Which is why, as the election season gears up, I want to offer a brief reflection on the importance of kindness. Although kindness is a fruit of the spirit (Gal. 5:22) it doesn’t get much attention. It’s one of those vanilla fruits that we all assume we’re supposed to reflect but we don’t give much thought to. Of course we’re supposed to be kind. Now let’s get to the more interesting stuff like Calvinism!

To me, kindness seems like a rather bland topic, but lately God has been teaching me how truly important yet difficult it is. It requires  a kind of inner fortitude that we Christians rarely praise because I don’t think we recognize it.

You see for me, the reason that kindness is difficult is not because other people are mean and I don’t like being nice to mean people. My desire to be liked can easily overcome that obstacle.
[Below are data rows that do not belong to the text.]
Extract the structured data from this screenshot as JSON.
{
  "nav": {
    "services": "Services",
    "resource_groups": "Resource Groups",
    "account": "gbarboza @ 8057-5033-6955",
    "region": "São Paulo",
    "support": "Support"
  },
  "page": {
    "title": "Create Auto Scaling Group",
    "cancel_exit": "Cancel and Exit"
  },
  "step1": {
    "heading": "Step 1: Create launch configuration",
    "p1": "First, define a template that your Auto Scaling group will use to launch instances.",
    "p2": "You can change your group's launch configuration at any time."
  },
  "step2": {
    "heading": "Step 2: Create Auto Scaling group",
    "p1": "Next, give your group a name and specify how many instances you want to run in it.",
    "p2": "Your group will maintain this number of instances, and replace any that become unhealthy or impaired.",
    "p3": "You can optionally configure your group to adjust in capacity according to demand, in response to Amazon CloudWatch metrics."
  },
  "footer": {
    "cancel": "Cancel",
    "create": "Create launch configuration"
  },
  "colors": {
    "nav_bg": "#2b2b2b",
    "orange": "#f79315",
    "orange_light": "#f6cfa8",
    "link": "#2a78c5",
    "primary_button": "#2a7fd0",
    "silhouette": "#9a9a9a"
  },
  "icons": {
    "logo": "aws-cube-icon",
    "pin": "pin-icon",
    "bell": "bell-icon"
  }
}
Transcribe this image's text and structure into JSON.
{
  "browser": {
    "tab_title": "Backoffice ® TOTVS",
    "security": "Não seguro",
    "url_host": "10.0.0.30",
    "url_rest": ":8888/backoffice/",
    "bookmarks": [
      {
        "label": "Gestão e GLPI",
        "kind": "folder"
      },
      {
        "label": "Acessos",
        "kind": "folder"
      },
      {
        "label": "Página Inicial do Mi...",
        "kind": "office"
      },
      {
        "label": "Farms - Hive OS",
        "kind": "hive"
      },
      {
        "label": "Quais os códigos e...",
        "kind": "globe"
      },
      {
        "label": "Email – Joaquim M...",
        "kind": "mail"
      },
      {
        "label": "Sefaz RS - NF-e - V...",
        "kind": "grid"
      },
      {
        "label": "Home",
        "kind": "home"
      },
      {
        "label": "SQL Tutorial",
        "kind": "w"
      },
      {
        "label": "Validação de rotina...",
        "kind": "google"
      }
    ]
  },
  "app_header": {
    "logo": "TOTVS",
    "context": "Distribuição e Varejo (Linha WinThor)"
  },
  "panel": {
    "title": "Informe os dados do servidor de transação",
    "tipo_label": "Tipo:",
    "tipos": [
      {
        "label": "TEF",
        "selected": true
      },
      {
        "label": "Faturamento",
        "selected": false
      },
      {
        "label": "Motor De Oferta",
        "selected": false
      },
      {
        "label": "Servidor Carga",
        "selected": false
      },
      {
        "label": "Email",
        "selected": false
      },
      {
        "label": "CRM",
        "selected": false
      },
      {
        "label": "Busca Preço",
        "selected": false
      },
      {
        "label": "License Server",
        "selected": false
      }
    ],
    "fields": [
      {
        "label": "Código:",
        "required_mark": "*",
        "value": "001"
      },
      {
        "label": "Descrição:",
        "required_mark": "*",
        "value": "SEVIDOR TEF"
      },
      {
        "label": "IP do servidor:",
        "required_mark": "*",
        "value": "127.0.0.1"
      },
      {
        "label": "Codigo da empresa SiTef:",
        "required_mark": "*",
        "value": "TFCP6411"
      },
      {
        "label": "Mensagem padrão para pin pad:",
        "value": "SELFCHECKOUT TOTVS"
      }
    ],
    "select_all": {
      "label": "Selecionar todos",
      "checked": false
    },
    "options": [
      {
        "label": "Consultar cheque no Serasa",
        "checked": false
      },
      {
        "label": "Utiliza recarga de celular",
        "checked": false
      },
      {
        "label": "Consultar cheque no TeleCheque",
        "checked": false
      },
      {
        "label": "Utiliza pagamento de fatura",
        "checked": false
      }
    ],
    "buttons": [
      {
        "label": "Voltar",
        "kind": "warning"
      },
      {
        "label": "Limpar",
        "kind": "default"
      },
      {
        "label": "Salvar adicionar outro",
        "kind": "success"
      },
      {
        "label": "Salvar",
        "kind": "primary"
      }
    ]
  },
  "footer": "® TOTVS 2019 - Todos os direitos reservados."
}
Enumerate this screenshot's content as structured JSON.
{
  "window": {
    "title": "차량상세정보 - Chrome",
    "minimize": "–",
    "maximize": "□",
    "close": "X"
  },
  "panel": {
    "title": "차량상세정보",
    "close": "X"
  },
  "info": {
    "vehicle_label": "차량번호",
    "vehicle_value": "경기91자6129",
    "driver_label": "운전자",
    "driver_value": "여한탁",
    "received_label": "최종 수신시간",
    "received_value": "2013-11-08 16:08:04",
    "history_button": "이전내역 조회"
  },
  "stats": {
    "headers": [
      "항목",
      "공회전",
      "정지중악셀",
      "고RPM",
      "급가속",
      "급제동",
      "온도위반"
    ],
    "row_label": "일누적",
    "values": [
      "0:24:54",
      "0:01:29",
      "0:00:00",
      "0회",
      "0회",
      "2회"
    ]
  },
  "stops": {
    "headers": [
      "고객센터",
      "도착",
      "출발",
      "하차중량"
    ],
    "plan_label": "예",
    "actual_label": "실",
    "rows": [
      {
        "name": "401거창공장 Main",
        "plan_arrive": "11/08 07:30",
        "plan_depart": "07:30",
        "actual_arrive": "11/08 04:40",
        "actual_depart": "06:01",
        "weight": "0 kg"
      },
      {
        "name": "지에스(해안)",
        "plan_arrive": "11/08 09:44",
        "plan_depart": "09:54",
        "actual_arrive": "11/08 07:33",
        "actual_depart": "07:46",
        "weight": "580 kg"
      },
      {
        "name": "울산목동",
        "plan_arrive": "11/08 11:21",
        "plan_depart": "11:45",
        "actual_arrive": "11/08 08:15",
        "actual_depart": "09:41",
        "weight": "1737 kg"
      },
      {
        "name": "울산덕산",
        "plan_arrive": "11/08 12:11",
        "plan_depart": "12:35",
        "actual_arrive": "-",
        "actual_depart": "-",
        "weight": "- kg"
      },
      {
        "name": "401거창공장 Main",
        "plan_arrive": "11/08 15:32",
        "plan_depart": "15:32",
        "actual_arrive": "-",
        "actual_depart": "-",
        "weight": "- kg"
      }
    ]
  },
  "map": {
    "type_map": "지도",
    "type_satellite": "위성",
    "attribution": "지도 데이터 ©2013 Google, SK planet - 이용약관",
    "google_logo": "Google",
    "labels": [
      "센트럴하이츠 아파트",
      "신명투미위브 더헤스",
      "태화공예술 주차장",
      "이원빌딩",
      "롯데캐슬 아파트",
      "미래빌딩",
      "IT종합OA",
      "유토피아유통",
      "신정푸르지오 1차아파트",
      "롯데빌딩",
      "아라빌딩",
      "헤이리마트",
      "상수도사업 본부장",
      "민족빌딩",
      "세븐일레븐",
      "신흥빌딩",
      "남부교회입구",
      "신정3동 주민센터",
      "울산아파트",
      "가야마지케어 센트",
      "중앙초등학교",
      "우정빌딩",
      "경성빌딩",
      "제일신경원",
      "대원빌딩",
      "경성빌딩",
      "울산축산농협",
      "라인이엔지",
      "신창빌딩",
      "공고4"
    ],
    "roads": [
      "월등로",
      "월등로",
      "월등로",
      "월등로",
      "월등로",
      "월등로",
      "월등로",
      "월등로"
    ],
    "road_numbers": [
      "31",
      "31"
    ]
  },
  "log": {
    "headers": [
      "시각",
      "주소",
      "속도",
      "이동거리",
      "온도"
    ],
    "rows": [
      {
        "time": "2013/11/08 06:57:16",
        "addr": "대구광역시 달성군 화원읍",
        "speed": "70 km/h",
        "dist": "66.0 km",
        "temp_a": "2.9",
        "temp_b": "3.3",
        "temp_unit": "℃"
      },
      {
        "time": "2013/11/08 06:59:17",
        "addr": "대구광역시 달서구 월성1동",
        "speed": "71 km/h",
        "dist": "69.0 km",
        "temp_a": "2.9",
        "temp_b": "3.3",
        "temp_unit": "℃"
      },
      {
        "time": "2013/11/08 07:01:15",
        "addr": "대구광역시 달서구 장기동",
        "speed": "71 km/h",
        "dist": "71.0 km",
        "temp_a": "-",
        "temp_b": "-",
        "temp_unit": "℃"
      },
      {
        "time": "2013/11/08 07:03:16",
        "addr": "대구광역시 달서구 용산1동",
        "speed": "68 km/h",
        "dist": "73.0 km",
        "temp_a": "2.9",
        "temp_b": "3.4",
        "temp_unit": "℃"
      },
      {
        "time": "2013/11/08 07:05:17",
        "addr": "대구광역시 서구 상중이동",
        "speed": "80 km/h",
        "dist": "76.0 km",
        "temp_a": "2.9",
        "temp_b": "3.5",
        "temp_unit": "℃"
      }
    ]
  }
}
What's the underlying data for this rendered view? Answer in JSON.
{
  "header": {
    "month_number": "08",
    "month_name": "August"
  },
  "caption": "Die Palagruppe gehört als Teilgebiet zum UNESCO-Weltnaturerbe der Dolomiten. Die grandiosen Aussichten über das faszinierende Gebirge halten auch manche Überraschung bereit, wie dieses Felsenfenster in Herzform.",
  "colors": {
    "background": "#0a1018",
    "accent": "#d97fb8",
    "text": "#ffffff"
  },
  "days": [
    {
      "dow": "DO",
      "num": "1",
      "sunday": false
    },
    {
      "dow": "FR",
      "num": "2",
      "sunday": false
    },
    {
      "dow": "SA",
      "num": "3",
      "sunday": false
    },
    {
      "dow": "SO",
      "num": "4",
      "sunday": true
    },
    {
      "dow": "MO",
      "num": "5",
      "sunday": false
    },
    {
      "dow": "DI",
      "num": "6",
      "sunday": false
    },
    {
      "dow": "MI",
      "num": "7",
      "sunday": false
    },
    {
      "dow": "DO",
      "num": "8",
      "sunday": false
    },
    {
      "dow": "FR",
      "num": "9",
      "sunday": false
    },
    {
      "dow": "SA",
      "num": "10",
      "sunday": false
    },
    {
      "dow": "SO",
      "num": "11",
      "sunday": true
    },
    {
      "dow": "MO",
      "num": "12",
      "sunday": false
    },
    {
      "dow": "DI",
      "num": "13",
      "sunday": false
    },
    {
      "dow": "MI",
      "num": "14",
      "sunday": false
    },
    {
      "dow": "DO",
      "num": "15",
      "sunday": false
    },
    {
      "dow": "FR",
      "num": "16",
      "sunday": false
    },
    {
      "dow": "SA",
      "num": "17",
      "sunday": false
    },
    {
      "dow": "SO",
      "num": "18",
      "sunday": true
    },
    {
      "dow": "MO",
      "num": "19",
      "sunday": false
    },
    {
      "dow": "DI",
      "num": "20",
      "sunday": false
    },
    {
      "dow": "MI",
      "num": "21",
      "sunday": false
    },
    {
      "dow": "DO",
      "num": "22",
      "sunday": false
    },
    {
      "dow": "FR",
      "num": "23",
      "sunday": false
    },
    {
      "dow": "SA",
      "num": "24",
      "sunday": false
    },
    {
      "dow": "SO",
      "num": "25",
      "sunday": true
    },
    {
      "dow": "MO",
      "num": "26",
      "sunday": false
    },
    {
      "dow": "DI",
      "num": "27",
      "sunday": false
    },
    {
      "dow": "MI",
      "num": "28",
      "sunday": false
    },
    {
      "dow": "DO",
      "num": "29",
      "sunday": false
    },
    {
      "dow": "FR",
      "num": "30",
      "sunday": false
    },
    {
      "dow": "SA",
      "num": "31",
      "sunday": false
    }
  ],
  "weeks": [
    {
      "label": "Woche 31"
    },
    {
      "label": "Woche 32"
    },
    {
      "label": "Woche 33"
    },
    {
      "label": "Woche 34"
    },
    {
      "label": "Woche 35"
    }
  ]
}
Instead, kindness is difficult because I don’t like it when people think I’m stupid.

Merriam-Webster defines “kind” as “loving, gentle, sympathetic, and helpful.” And while those adjectives all sound great in theory, they often require us to look foolish when our pride urges reprisal. Rather than launch a verbal assault on the person who insulted me or spoke condescendingly to me, I am called to respond gently, sincerely, and kindly–a response that, to many people, indicates an inability to respond with equal competence and strength.

Sometimes I think the world looks at Christians with our persistent smiles and insistence on hope and joy, and they assume we don’t know any better. We have brainwashed ourselves, or we are too sheltered from the world, or we simply don’t know how to engage in the rhetorical sparring of higher minds. In short, kindness is interpreted as stupidity. We are simpletons. And that is what challenges me most about kindness.

Of course, being kind does not mean being silent. We can engage in public discourse and articulate our thoughts in both eloquent and kind ways. But following the gospel also means “turning the other cheek” upon being slapped, and “if anyone wants to sue you and take your shirt, hand over your coat as well.” (Matt. 5:39-40) It is a radical kindness that looks like weakness but is actually strength.

Kindness requires perseverance in the face of no appreciation. Kindness is, for that reason, not for the faint of heart. It emanates from a type of strength that the world does not always recognize, and often interprets as foolishness.

We see this truth no more clearly than on the cross. Jesus could have leaped from that cross and silenced his executioners in a moment, using both verbal prowess and supernatural strength. He could have behaved like the worldly king they challenged him to be. Instead, he chose to look foolish for the redemption of the world.

Whether you find yourself engaged in political discussions, dealing with an inconsiderate co-worker, doing life with your family, or faced with a less-than-attentive waiter, remember the strength and power of kindness. To the world it may seem that we just don’t know any better, or that we are too dumb to know we are being insulted. But those opinions appeal solely to personal ego. The only opinion that matters is God’s, and the fruit of His Holy Spirit is kindness.